Dans la grotte du centre d’art,  Le jardin des voix, troisième espace de l’exposition, présente une série de pièces blanches en forme de boyaux ou de tuyaux organiques, se balançant au bout de fils de crin de cheval reliés à un arc de bois traversant. Réalisées selon le principe des fontaines pétrifiantes (de St-Nectaire pour celles-ci), les sculptures ont été imprégnées pendant plusieurs mois de calcite qui leur donne cet aspect à la fois gonflé et glacé. Romain Bodart, le créateur des bandes-son des trois jardins, a collectionné pour celui-ci des chants de moines a capella. Dans l’antre de la grotte, ils entrent en résonance avec les phylactères blanchâtres, lesquels à leur tour jouent une partition volatile et vibratoire d’un autre temps. Une voix des cavernes ? Une mémoire disparue ?

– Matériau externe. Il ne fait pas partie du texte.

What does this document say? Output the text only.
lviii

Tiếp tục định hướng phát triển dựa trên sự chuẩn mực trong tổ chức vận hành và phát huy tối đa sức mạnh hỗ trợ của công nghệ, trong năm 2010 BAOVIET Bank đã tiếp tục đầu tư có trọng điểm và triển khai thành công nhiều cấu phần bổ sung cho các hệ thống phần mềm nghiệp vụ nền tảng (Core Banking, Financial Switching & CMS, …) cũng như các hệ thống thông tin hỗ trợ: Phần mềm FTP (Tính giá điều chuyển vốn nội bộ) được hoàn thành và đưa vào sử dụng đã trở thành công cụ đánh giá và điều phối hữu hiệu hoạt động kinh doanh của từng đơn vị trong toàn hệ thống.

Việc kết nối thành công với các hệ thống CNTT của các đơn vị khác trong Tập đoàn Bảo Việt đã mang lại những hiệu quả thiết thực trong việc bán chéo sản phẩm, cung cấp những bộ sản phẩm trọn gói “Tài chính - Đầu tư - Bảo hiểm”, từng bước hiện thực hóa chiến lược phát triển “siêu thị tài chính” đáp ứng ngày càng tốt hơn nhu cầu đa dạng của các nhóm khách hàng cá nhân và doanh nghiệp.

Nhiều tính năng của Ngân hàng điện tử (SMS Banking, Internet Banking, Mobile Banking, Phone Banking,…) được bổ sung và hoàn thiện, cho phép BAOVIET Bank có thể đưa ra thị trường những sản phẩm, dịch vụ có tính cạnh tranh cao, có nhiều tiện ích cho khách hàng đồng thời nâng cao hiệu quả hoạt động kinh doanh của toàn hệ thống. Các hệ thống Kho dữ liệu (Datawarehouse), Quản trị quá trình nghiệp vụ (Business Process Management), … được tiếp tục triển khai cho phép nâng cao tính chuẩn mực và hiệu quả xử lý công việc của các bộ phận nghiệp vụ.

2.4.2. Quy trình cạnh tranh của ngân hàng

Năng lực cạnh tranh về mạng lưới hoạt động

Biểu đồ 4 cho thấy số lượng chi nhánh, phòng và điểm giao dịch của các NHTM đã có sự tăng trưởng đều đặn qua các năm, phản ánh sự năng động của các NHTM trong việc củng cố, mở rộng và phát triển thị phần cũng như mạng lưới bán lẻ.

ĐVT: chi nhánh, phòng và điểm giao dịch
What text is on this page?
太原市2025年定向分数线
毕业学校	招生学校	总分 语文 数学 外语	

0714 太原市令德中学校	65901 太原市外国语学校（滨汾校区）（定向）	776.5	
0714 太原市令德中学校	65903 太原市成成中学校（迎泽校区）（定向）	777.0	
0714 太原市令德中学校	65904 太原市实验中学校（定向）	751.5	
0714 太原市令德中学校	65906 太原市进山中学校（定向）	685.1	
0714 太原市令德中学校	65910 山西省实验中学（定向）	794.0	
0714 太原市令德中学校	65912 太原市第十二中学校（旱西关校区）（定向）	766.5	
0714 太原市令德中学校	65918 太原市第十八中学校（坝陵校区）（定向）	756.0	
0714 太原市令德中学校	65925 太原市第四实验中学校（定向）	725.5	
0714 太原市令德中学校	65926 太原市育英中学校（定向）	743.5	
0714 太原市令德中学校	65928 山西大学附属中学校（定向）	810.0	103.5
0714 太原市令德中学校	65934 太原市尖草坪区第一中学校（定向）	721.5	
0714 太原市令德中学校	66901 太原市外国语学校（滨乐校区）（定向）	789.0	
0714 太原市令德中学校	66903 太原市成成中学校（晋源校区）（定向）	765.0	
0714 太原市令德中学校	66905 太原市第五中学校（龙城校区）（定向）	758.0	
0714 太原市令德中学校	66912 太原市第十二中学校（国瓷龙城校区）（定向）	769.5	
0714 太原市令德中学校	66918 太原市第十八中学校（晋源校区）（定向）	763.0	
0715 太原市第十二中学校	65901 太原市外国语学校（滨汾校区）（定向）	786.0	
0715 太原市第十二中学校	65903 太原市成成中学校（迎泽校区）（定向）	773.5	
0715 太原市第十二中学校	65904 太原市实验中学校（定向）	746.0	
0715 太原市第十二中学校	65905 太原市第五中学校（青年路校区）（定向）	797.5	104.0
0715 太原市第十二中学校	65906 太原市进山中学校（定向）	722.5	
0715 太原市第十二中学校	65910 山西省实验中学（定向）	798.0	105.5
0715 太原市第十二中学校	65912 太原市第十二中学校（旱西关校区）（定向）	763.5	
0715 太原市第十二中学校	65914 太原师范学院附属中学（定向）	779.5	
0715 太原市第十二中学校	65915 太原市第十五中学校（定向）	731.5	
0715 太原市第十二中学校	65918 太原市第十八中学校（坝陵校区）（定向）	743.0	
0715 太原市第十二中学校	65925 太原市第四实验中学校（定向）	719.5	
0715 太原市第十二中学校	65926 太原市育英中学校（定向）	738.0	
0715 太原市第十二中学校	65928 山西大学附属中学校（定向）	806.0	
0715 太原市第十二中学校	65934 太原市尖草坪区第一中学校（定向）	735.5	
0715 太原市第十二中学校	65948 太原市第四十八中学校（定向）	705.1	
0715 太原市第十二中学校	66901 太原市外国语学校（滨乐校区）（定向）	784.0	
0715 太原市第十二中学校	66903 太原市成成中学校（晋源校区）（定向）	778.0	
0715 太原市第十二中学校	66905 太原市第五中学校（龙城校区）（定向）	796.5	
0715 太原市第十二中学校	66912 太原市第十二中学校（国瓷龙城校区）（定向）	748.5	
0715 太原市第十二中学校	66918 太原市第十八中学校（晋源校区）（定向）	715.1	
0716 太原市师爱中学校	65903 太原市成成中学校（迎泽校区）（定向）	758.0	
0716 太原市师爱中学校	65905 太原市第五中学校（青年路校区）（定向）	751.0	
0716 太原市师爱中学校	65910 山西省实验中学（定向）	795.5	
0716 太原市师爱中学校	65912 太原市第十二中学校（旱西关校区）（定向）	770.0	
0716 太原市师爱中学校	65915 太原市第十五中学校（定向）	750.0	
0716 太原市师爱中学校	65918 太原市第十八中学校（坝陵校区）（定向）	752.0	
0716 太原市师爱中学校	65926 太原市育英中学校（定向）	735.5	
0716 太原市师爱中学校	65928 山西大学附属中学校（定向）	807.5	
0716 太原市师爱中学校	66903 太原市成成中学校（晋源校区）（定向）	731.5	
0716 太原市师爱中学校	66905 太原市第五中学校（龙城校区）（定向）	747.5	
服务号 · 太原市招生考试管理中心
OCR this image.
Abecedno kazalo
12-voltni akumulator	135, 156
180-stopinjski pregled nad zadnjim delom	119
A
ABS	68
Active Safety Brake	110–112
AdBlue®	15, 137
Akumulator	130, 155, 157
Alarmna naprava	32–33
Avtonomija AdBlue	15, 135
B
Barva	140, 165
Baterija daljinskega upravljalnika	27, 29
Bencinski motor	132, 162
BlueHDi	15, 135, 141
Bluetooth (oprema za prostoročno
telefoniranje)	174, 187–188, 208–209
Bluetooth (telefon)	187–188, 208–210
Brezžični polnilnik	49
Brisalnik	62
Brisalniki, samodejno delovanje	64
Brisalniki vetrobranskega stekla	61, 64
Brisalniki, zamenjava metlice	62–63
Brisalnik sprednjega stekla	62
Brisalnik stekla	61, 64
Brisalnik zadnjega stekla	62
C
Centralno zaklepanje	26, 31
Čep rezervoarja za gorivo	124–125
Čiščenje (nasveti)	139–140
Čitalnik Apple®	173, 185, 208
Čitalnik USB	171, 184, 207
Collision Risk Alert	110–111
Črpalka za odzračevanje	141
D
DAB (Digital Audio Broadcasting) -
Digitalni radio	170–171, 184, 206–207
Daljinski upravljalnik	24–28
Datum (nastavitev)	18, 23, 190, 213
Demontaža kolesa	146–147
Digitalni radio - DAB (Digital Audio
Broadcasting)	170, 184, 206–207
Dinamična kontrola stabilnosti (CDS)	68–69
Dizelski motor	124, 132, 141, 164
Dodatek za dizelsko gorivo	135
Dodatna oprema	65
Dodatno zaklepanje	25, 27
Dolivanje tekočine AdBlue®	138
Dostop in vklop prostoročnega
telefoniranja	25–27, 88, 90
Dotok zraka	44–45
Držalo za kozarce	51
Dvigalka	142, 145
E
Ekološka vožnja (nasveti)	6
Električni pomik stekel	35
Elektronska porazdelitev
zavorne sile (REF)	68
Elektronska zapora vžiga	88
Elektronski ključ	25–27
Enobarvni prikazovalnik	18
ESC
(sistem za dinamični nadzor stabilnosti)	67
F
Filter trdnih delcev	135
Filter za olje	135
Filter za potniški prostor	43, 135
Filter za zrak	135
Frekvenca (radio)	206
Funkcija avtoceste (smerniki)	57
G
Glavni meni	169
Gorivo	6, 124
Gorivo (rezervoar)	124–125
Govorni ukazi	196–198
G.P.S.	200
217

En plus de son travail sculptural, la pratique artistique d’Hélène Bertin repose aussi sur la recherche et des projets d’édition***. Le chant de la Piboule, le livre qu’elle propose dans le Jardin juvénile s’adresse en premier lieu aux enfants. Il fait référence à La fête de l’arbre de Mai, à laquelle l’artiste participe depuis son enfance dans son village natal. Chaque année, depuis 1720, cette fête célèbre un peuplier porté en procession dans les rues, puis dressé au centre du village, coutume censée préserver la commune du mauvais sort. Imaginé comme un conte, Hélène Bertin fait parler le peuplier. Entre tradition populaire, données ethnologiques, folklore contemporain et désir de transmission, l’artiste réécrit une histoire au présent, revivifiée par ses visions personnelles et son expérience du terrain.

Après Cahin-Caha, sa prochaine exposition s’appellera Tohu-bohu, c’est dire si Hélène Bertin a de la suite dans les idées ! Et nous, envie de la suivre de-ci de-là !

*co-production avec AWARE : Archives of Women Artists Research and Exhibitions.

** La Borne est un hameau situé dans le Cher, lieu de création céramique, réputé pour ses fours au feu de bois.

*** Voir la belle bio-monographie sur l’artiste Valentine Schlegel, sculptrice et céramiste.


Infos

 Cahin-Caha, d’Hélène Bertin

Le Creux de l’Enfer, Centre d’art d’intérêt national,

Vallée des usines, 85 av. Joseph Claussat, Thiers

www.creuxdelenfer.fr

jusqu’au 30 avril 2021

Puis Tohu-Bohu au 19 CRAC, Montbéliard du 29 mai au 22 août.